La libertà del web diminuisce di anno in anno. La Freedom House, organizzazione non governativa internazionale che si occupa di monitorare lo stato di libertà nel mondo, ha pubblicato giovedì il rapporto annuale riguardo la libertà in rete, Freedom on the Net. Lo studio, condotto da 70 ricercatori, ha preso in considerazione le norme nazionali che regolano l’utilizzo della rete e le possibilità di accesso a vari siti internet in 65 paesi.
Dai risultati è emerso che in 36 dei paesi analizzati la libertà dei cyber-utenti sembra diminuita rispetto all’anno passato. Sono infatti aumentati gli stati che hanno introdotto misure di censura e norme che giustifichino la repressione delle opinioni dissensienti. Si è registrato un cambio di tendenza. Prima i governi preferivano agire dietro le quinte nel controllo della rete; adesso sembrano invece puntare all’adozione esplicita di norme restrittive della libertà di espressione. Se prima il blocco del sito internet era la soluzione più gettonata per impedire il diffondersi di informazioni e opinioni non ortodosse, ora sembra invece che la carcerazione sia la pratica in voga.
Il perché è spiegato nel rapporto. Ci si è accorti che l’arresto di qualche coraggioso funge da deterrente e induce all’auto-censura, che per definizione attiene al singolo e non può essere imputata ai governi. Il ragionamento in sostanza è ridicolo, ma tecnicamente regge. Da maggio 2013 sono stati documentati arresti legati a dichiarazioni di politica o su questioni sociali in 38 dei paesi studiati. Eclatante la sentenza di ergastolo pronunciata a settembre da un tribunale cinese contro l’accademico uiguro Ilham Tohti, accusato di separatismo per aver criticato apertamente le politiche di Pechino nella regione etnicamente divisa dello Xinjiang. Nonostante questo sono comunque i cittadini iraniani quelli che meno di tutti possono partecipare e godere delle ricchezze della rete. Il che la dice lunga.

Fonte: Freedom House
I paesi in cui si è registrato il più netto peggioramento delle condizioni degli utenti della rete nel corso del 2014 sono invece Russia, Turchia e Ucraina. Il governo russo ha infatti intensificato i controlli nel web sia in occasione delle olimpiadi invernali di Sochi sia a seguito della crisi ucraina. In Turchia invece è stata varata una legge che consente al governo di oscurare website senza un ordine del tribunale, se questi siano considerati “discriminatori e diffamatori”, ed è stato bloccato Twitter per aver rifiutato di rimuovere l’account di alcuni utenti.
Al contrario, in India e Brasile la situazione è migliorata rispetto agli anni precedenti.

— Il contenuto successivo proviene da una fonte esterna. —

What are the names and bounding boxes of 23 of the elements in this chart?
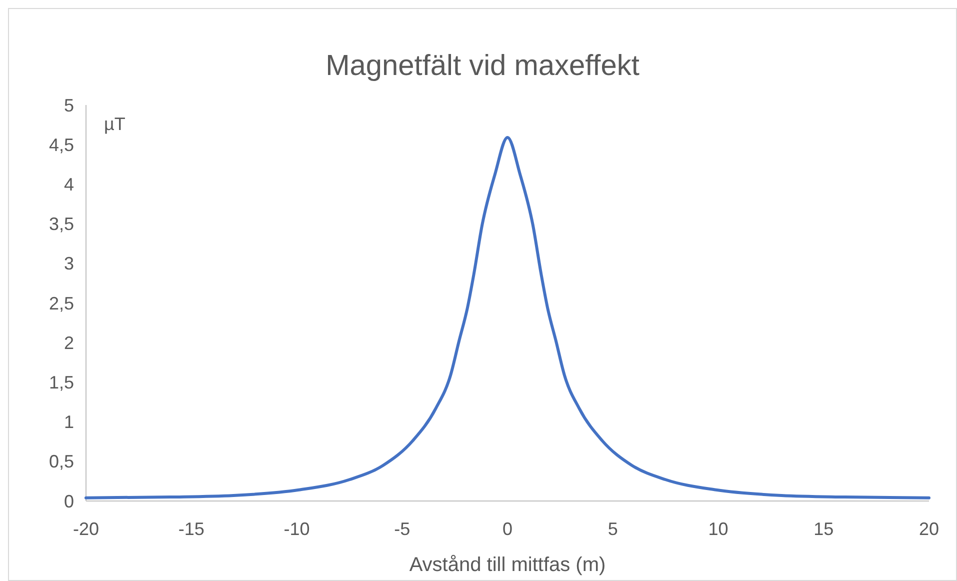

La legge conosciuta come Marco Civil da Internet prevede infatti la neutralità del governo nella gestione della rete e una maggiore privacy per gli utenti brasiliani.
L’Italia si piazza in ottava posizione, dietro la Francia e a pari merito con il Giappone. I ricercatori della Freedom House hanno riportato che in Italia “generalmente non avvengono restrizioni sui contenuti politici, benché ci sia un drammatico aumento di siti bloccati che riguardano la vendita di beni contraffatti, streaming e downloading di materiale protetto da copyright e gioco d’azzardo illegale”. Si legge nel rapporto: “Secondo quanto riportato dall’Osservatorio Censura il numero dei siti bloccati in Italia è passato da149 nel 2013 a 439 nel 2014”. Ora non si capisce bene dove sia la drammaticità nell’impedire la diffusione di siti illegali (a patto che le leggi che li rendono illegali siano leggi giuste), ma soprattuto che cosa si intenda con quel “generalmente” iniziale. Basta infatti entrare su Facebook per accorgersi di come tutti, ma proprio tutti, possano esprimere la propria opinione su qualunque cosa “under the sun”. Semmai sono la stampa e i mezzi di informazione italiani ad essere soggetti a pressioni politiche e logiche di potere. Ma questo Freedom House già lo sa. Nella sua classifica sulla libertà di informazione ha infatti inserito l’Italia al sessantaquattresimo posto, classificandola come paese “semi-libero”.